The cornerstone of their restrictions is an oil price cap mechanism that comes with an intrinsic design flaw. The very effort to stifle Russian crude exports without stifling Russian crude exports is logically self-defeating.

Essentially, Russia continues to sell as much oil as it wants to willing buyers, and there isn’t a damn thing London, Ottawa and Brussels can do about it, even in cahoots.

If these are “smart sanctions”, they don’t appear to be working any better than the good old fashioned stupid ones.

Yet what was once bread-and-butter business for tanker operators and marine insurers is now a source of lucre for an unregulated and dubiously insured dark fleet*.

What is noticeable is that the latest packages give up any pretence of enforcing the cap and are directed against high-risk shipping practices instead.

The declaration of intent is entirely admirable. The practicalities are something else. If you have banned ships coming to your ports, they are outwith the remit of your port state control inspectorate.

It’s all very well contacting tankers transiting the English Channel ex-Ust-Luga on marine VHF and politely enquiring in a home counties accent as to the adequacy of their insurance standing. It’s just there is no way to ascertain the truth of any reply.

Newly issued threats to punish any entity deemed to be assisting the shadow fleet will ramp up costly compliance efforts for legitimate operators to prove they are not doing so.

The hole-in-the-corner squad, which actually is doing so, will always be able to find another hole in a different corner.

Washington, meanwhile, is turning on other targets. The sanctions exemptions that allowed Chevron to continue operating in Venezuela have this week been revoked.

There is also a renewed focus on Iran, with a renewed “maximum pressure 2.0” campaign designed to eliminate Iranian crude exports altogether.

Liquified petroleum gas is also in Trump’s crosshairs, and as Lloyd’s List reported this week, there are signs of a crackdown the 100 or so LPG carriers that have been lifting billions of dollars’ worth of Iranian butane and propane.

Trump has openly flagged the prospect of easing sanctions on Russia as an incentive to reach a peace deal with Ukraine.
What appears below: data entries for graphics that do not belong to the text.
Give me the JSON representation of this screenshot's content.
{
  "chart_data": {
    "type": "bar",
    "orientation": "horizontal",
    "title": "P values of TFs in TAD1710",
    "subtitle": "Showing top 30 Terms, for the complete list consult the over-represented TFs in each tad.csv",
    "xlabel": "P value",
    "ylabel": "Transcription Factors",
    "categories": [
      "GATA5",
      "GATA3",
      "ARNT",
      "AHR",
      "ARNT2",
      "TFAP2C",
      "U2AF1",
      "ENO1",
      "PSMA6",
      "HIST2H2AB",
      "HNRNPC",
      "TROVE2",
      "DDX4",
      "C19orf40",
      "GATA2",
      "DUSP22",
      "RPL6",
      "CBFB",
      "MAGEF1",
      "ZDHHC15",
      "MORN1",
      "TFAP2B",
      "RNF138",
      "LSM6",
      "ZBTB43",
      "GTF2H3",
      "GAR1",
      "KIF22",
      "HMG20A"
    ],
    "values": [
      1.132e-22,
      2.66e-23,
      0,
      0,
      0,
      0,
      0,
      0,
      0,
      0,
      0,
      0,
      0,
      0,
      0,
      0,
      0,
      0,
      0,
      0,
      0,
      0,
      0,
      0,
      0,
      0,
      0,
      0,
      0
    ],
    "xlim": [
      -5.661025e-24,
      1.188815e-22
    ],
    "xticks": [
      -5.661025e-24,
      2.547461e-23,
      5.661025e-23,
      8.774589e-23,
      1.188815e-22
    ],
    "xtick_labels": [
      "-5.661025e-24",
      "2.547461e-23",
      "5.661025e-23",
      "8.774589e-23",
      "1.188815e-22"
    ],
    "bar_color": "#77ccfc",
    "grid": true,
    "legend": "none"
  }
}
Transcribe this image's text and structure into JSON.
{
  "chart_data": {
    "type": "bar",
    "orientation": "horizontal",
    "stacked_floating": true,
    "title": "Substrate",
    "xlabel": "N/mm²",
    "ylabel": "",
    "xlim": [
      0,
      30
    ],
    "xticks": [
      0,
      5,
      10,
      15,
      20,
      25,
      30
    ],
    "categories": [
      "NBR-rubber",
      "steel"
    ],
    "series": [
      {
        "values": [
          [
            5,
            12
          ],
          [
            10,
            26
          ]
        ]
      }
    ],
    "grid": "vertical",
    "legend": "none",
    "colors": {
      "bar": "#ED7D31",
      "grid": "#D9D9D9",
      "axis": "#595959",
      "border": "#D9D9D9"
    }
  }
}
In many instances, it would be within his gift to do so simply by appending his oversize signature to an executive order.

Our industry is facing with the unappetising scenario of seeing ships regulated by multiple — and perhaps even directly contradictory — sanctions regimes. That is a recipe for paralysis.

Heavyweight foreign affairs commentators in heavyweight publications have looked askance at recent developments in international politics, penning portentous essays with titles such as “the week that changed everything”.

Some of them even are even asking whether it is any longer meaningful to talk about “the West” in the way the term has been used since the Cold War.

That is a real question and let us not fool ourselves that shipping’s imperatives are at the forefront of political deliberations in the capitals of major powers right now.

But a coherent rulebook should not be too much for which to ask.

 

* Lloyd’s List defines a tanker as part of the dark fleet if it is aged 15 years or over, anonymously owned and/or has a corporate structure designed to obfuscate beneficial ownership discovery, solely deployed in sanctioned oil trades, and engaged in one or more of the deceptive shipping practices outlined in US State Department guidance issued in May 2020. The figures exclude tankers tracked to government-controlled shipping entities such as Russia’s Sovcomflot, or Iran’s National Iranian Tanker Co, and those already sanctioned.